Verweigerung von Hilfeleistung?

Auf FOKUS-online findet sich am 19.12.2020 folgende Meldung:

07.14 Uhr: Mit einem drastischen Vorschlag hat sich ein Mitglied des Ethikrats an Impfverweigerer in der Gesellschaft gewendet. „Wer partout das Impfen verweigern will, der sollte, bitte schön, auch ständig ein Dokument bei sich tragen mit der Aufschrift: ‚Ich will nicht geimpft werden! Ich will den Schutz vor der Krankheit anderen überlassen! Ich will, wenn ich krank werde, mein Intensivbett und mein Beatmungsgerät anderen überlassen’“, zitierte die „Bild“-Zeitung aus einem Brief des Humangenetikers Wolfram Henn an Impfverweigerer.

Wolfram Henn, Mitglied des Ethikrates.

Ethikrat Wolfram Henn, Mitglied des Ethikrates.

In dem Brief fordert Henn, „das Feld nicht den Querdenkern und Impfgegnern zu überlassen.“ Es gebe zwar noch viele Impfgegner, auch wegen möglicher offener Fragen: „Das ist verständlich. Aber: Bitte stellen Sie diese Fragen an Menschen, die sich wirklich auskennen.“

Den Impfverweigerern empfiehlt Henn in dem Brief demnach einen Besuch im Krankenhaus: „Diesen Panikmachern empfehle ich dringend, mal ins nächste Krankenhaus zu gehen und ihre Verschwörungstheorien den Ärzten und Pflegern zu präsentieren, die gerade völlig ausgepowert von der überfüllten Intensivstation kommen. Die werden Ihnen was husten“, zitiert die „Bild“-Zeitung weiter aus dem Brief.

Wer sich dann immer noch nicht impfen lassen wolle, müsse sich laut Henn gegenüber „dem Kneipier an der Ecke, der den Lockdown endlich hinter sich lassen will“, den „Eltern, deren Kinder zu Hause bleiben müssen“ oder „Kurzarbeitern und Arbeitslosen“ verantworten, so Henn.“ 

Auf diese Meldung hin schrieb ich Herrn Prof. Dr. Henn per Email an:

Herr Prof. Henn,

darf ich Sie fragen, ob Sie in dem FOKUS-Artikel mit Ihrer Empfehlung an sog. „Impfverweigerer“ korrekt zitiert sind?
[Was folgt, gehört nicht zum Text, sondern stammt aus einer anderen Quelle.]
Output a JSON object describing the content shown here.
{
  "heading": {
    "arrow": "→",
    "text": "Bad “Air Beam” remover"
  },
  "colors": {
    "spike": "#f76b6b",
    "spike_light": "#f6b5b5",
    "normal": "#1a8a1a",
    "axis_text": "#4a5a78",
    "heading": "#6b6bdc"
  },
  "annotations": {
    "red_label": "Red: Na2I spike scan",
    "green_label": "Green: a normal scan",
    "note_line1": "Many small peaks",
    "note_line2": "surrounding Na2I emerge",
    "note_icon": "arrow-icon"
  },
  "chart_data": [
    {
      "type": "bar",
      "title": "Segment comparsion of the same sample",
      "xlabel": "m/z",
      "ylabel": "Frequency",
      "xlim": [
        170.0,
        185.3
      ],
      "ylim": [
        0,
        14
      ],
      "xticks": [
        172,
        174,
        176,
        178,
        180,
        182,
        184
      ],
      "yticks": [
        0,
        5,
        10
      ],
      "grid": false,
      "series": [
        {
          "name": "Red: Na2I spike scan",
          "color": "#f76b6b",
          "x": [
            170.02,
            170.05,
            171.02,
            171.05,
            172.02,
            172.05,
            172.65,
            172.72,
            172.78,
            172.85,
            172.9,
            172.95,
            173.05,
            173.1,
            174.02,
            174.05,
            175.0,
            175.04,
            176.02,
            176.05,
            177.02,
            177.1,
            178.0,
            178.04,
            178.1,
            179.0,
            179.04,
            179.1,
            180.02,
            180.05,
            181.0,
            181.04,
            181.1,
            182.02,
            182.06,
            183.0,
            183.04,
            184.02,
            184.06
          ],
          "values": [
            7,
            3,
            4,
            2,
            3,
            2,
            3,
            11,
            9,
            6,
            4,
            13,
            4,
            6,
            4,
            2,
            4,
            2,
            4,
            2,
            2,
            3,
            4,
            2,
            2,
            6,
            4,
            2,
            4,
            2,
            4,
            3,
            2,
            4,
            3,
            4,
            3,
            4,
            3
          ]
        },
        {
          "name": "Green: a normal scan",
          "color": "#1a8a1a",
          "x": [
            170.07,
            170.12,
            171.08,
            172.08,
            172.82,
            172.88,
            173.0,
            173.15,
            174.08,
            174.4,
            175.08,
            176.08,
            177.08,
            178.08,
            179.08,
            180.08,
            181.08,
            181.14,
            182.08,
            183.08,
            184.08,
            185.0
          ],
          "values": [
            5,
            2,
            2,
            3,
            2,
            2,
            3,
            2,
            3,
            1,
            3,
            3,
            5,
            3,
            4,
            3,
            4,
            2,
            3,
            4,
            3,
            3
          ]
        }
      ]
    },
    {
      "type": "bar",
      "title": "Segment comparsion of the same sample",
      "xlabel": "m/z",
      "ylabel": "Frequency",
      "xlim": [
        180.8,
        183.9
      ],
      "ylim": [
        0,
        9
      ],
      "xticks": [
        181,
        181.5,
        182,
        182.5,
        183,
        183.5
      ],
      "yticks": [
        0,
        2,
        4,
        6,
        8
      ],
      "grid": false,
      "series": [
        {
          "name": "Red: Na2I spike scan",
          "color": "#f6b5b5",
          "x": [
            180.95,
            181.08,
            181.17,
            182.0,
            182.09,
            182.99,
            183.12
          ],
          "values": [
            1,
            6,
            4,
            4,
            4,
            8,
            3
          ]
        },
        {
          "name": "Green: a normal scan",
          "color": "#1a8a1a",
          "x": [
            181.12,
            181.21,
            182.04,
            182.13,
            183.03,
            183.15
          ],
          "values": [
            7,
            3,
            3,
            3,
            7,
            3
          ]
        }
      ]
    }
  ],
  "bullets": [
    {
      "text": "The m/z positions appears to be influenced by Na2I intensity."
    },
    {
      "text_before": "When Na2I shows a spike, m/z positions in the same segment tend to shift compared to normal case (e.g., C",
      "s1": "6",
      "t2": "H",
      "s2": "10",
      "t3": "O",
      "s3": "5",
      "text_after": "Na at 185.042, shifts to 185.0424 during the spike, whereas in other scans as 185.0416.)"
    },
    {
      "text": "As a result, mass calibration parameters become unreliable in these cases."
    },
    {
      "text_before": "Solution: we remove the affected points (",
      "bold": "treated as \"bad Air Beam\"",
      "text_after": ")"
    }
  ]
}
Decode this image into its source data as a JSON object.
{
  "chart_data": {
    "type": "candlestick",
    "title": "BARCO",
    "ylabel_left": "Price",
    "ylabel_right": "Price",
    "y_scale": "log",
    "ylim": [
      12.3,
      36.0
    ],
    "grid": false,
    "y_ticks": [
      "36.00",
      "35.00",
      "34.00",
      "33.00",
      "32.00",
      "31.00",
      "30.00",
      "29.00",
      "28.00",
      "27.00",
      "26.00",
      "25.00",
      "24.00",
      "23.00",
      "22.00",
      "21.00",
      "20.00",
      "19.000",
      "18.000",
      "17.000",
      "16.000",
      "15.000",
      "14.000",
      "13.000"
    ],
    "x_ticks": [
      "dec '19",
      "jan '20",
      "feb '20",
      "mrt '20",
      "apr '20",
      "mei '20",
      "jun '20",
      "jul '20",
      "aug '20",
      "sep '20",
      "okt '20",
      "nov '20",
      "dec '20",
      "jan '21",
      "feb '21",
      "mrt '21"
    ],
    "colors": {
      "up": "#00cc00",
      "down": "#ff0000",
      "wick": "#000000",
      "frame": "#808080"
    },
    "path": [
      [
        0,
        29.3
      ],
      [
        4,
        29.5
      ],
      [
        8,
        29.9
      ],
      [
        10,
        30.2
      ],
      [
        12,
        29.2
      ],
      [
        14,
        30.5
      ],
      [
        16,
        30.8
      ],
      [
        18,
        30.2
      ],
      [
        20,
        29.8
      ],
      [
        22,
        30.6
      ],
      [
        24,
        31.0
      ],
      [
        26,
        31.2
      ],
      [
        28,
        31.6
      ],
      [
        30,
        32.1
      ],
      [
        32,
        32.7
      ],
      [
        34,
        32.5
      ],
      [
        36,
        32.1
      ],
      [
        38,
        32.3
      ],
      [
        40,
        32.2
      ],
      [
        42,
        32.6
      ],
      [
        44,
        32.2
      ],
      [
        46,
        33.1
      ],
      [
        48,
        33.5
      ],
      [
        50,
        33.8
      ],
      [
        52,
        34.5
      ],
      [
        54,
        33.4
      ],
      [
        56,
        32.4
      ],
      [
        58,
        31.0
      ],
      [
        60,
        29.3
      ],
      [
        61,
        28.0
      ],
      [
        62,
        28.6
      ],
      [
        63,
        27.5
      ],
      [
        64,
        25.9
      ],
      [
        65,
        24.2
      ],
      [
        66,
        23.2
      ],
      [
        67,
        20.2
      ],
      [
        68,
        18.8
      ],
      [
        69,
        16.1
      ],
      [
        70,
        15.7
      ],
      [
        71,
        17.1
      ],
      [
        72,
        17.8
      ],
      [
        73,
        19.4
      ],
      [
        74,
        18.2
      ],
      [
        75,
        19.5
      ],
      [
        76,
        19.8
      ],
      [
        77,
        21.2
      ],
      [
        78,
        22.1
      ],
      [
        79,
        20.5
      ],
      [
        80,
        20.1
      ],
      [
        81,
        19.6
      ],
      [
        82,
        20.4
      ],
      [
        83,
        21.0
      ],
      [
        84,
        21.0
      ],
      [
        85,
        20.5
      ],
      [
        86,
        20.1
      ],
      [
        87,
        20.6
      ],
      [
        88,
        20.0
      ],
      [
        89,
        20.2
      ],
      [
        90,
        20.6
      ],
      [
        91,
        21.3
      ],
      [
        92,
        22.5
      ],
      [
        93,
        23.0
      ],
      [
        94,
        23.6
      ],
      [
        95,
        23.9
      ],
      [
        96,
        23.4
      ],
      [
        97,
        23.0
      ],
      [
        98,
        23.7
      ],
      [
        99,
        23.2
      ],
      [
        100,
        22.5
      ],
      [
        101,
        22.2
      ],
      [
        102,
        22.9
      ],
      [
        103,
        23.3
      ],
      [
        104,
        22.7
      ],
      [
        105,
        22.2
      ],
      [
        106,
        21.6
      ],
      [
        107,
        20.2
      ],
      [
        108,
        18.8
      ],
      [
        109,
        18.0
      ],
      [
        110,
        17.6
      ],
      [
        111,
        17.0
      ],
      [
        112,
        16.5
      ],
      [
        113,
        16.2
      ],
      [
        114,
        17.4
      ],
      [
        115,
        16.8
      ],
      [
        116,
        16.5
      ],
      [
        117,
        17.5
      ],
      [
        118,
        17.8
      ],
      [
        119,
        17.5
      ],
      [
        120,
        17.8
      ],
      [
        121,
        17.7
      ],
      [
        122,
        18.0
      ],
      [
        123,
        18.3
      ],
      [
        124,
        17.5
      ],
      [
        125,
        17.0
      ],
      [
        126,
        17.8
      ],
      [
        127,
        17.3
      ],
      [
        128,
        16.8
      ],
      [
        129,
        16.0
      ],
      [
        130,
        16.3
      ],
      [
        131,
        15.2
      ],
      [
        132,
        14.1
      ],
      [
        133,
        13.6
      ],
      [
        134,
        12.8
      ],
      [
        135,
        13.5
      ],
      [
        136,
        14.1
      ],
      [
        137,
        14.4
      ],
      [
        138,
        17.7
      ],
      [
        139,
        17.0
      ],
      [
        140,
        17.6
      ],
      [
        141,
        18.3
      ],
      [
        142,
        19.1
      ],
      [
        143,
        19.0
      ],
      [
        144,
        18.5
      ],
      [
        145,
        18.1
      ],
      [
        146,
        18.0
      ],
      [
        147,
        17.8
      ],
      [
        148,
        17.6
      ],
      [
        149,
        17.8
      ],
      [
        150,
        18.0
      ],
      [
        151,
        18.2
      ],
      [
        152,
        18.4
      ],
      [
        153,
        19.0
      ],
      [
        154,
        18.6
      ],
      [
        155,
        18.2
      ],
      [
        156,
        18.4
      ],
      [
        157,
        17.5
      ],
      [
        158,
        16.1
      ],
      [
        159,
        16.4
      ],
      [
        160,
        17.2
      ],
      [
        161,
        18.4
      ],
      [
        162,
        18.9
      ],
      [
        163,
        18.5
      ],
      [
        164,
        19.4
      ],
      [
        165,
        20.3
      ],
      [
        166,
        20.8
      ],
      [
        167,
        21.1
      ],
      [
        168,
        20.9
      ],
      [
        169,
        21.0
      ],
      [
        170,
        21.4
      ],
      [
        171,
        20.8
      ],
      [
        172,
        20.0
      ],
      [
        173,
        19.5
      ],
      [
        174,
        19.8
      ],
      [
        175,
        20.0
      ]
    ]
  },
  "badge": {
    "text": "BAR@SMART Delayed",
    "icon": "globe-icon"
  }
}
Da ich davon ausgehe, dass dies eher zutrifft, meine Frage an Sie:

Welchen Begriff von „Ethik“ haben Sie eigentlich?

Wohin wird das führen, wenn Menschen wie Sie weiter über ethische Fragen in der Medizin zu entscheiden haben?

Werden Sie demnächst dafür plädieren, dass die unterschiedlichsten Problemgruppen diverse Zettel mit sich führen:

Konsumenten von Alkohol, Nikotin oder sonstigen Drogen bzw. Übergewichtige: „Ich lebe ungesund. Bitte im Falle eines Herzinfarkts keine Reanimation durchführen. Sparen Sie Ihre medizinische Kompetenz für Menschen, die sie verdient haben.“

Menschen, die dazu neigen, Geschwindigkeitsvorschriften im Straßenverkehr zu übertreten: „Ich habe einen halsbrecherischen Fahrstil. Im Falle eines Autounfalls bitte alle Rettungsmaßnahmen unterlassen!“

Menschen, die Spaß daran haben, in den Bergen wandern zu gehen, aber womöglich nicht ausreichend angemessen gekleidet sind: „Ich pflege ein gefährliches Freizeitvergügen. Bei Absturz bitte keine Rettungsmaßnahmen einleiten!“

Sind Sie schon am überlegen, wie Sie solch eine Zettelwirtschaft noch ausdehnen können?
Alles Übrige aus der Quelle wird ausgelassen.